ON JANUARY 30, a Swedish high speed train will become the first in the world to offer passengers real-time internet access on the move. One Linx X2000 tilting trainset operating between Göteborg, Malmö and København has been fitted with a wireless communications network which can also support passenger information and train maintenance systems.
For a trial period passengers in first and business class are being offered free access. Linx Marketing Director Øyvind Rørslett says passengers are increasingly demanding on-board 'connectivity'. He hopes that fitting the fleet with on-board access to internet and e-mail will help Linx win traffic in the Scandinavian inter-capital market where rail journey times are slower than air. Rørslett says that first impressions have been 'very positive', and the speed of the service is comparable to a fixed broadband link.
Icomera Train Gateway uses a wireless local area network which meets 802·11b standards. This means it can work with built-in modems and wireless network cards on many personal computers and organisers. According to Icomera Chief Executive Michael Johansson, it is relatively slow and expensive to connect a laptop PC to the internet via a mobile telephone. Train Gateway offers a connection 10 to 15 times faster, at 25% of the cost.

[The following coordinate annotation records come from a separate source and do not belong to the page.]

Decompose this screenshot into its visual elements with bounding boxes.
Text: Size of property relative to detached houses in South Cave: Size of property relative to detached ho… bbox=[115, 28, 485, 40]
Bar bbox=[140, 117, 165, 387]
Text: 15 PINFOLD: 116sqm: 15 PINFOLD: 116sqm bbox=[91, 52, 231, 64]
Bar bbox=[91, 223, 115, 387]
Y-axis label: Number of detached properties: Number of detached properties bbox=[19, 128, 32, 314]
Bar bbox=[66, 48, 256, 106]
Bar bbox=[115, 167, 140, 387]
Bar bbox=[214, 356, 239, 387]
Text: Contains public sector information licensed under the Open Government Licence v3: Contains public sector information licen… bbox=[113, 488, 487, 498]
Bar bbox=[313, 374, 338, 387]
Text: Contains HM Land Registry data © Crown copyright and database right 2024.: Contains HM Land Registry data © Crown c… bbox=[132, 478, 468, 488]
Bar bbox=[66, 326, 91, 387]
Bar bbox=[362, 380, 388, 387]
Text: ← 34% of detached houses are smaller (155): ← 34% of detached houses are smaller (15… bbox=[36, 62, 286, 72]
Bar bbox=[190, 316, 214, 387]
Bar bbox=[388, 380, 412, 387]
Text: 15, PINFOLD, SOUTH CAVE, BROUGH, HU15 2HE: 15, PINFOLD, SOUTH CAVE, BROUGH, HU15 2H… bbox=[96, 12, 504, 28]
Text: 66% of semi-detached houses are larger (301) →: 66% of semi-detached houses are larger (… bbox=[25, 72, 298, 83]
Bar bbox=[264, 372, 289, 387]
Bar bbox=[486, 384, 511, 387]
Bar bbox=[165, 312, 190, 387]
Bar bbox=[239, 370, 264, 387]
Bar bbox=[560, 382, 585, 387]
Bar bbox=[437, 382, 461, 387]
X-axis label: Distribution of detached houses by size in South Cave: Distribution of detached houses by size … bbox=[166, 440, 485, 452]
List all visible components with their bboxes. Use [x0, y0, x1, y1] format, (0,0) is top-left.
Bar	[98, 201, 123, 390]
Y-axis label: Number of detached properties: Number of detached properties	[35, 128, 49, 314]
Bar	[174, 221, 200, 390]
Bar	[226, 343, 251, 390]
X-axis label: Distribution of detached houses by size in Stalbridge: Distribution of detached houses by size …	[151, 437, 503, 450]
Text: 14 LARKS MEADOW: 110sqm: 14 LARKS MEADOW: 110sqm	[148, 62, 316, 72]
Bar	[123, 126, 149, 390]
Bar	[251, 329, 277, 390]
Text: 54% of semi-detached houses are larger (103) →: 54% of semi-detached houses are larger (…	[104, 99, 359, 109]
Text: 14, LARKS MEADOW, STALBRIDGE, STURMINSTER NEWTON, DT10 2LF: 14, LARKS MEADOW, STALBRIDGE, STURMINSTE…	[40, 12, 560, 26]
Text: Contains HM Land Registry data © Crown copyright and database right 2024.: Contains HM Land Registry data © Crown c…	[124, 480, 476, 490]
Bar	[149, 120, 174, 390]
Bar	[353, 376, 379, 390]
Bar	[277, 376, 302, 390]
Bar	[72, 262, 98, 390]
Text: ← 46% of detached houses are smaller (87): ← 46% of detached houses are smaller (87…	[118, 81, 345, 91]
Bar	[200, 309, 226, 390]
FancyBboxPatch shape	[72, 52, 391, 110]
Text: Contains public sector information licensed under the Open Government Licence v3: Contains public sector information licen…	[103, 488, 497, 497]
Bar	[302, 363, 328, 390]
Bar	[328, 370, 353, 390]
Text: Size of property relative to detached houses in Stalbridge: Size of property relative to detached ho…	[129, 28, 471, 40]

Johansson says the best mobile phone network only provides 90% coverage on a typical Scandinavian route. Using two networks the coverage rises to 98·5% and with three there is 100%. However, even GSM cellular telephony is relatively slow, with a limited bandwidth. To increase capacity, Train Gateway uses multiple networks for upwards transmission and downloads from a satellite, giving broadband performance comparable to a fixed ADSL telephone link. For back-up a further communications overlay is provided by harnessing DAB and digital television transmitters. In tunnels, where the satellite is not available, the GSM links can be used both ways to prevent loss of connectivity. The single master server is connected to the satellite and GSM antennae, and feeds two relay units in each vehicle through a wireless LAN.
In a commercial application, passengers will be able to book internet access in advance, receiving an automatically-generated password printed on their tickets. Alternatively, they can buy it during the journey from the conductor, who will be provided with software to generate passwords as required. Icomera believes that four to nine GSM lines running in parallel would support 80 or more users per train at the same time. As far as the user is concerned, the communications platform is entirely transparent.
As well as the public internet service, the Train Gateway hardware is designed to support on-board passenger information and entertainment systems. A GPS location function enables the provision of real-time train position displays, and the conductor can send station stop messages to screens in each vehicle. It would also be possible to multicast a range of films for at-seat entertainment. This material could be cached on-board or downloaded via the internet as required.
With a communications link available continuously, Icomera is talking to train operators about other add-on functions. One priority is to link on-train monitoring and fault diagnosis to the maintenance depot systems. Another is to cut the scope for ticket fraud by enabling revenue collection staff to validate credit card transactions in real time, instead of storing data for later processing.